Even the built in mic on a smartphone is pretty good! The main prob with phones is that the phone will sometimes highpass the signal. Basically makes it useless for measuring below 100hz.


----------



## Patrick Bateman (Sep 11, 2006)

bigguy2010 said:


> They're these ones:
> 
> http://www.diymobileaudio.com/forum...ion/60146-creating-perfect-soundstage-11.html
> 
> I'm using the same 2" paper cone mids, Patrick used from PE, along with the Celestion CDX1-1425's.


Rad! That worked well. If I did it again I'd do the filtering with minidsp. (Passive works, but is a huge time killer)

I just bought a Mazda6 and I'll likely do some underdash HLCDs with 8" B&C midbass and IB subs.


----------



## bigguy2010 (May 18, 2010)

Patrick Bateman said:


> Rad! That worked well. If I did it again I'd do the filtering with minidsp. (Passive works, but is a huge time killer)
> 
> I just bought a Mazda6 and I'll likely do some underdash HLCDs with 8" B&C midbass and IB subs.

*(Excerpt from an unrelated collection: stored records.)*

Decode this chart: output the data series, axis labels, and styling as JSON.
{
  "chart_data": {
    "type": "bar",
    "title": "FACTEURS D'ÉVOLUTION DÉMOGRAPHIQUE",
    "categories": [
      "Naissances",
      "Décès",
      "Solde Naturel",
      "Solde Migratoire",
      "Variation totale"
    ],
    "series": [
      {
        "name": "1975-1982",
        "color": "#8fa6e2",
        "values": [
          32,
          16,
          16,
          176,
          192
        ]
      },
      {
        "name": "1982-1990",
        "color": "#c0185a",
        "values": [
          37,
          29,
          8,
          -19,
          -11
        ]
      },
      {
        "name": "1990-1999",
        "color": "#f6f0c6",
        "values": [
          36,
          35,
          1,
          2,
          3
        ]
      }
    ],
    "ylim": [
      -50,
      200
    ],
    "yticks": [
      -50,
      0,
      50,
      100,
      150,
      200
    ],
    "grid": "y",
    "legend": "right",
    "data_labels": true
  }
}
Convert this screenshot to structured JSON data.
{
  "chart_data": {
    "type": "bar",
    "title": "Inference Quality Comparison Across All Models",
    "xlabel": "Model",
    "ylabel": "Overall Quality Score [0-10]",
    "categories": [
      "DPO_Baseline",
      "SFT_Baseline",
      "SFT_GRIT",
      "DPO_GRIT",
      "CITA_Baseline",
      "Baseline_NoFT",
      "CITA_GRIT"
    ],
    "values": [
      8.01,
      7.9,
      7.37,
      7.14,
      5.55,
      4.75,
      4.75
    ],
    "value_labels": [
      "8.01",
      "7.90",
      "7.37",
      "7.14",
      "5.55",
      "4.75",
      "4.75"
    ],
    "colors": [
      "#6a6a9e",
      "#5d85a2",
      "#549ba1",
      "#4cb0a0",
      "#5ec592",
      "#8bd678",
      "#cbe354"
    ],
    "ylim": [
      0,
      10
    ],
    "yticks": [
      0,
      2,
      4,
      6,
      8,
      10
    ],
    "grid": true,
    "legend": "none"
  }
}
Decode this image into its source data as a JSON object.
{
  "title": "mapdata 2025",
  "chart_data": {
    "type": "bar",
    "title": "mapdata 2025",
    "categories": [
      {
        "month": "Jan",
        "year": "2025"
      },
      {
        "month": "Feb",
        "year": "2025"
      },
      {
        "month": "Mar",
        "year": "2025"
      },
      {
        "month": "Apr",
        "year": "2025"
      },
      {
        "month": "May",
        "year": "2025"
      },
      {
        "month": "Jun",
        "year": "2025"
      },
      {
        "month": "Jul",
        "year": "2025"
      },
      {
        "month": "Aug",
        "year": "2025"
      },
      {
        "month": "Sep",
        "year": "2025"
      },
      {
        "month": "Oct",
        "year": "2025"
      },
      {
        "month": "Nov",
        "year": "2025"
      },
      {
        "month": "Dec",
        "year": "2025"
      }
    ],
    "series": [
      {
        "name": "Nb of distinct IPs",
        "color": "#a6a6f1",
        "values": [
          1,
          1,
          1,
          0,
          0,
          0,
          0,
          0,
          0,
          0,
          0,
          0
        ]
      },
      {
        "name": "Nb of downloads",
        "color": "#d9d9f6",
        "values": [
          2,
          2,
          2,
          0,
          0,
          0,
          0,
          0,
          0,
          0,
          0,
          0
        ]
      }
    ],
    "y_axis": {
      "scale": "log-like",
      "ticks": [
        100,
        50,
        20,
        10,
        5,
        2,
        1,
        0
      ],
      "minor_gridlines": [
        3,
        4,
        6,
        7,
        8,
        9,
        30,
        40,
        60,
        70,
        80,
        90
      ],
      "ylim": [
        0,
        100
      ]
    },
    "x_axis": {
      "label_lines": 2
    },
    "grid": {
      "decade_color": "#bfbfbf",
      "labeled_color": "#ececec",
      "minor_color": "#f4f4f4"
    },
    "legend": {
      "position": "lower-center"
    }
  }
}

Yeah I still haven't build them. I'm getting the horn pieces cut at work on the water jet and hope to have them started in the next month or so.


----------



## bigguy2010 (May 18, 2010)

Patrick Bateman said:


> Even the built in mic on a smartphone is pretty good! The main prob with phones is that the phone will sometimes highpass the signal. Basically makes it useless for measuring below 100hz.


What app are you guys using for this? I'll just try out my iPhone 4 first and go from there.


----------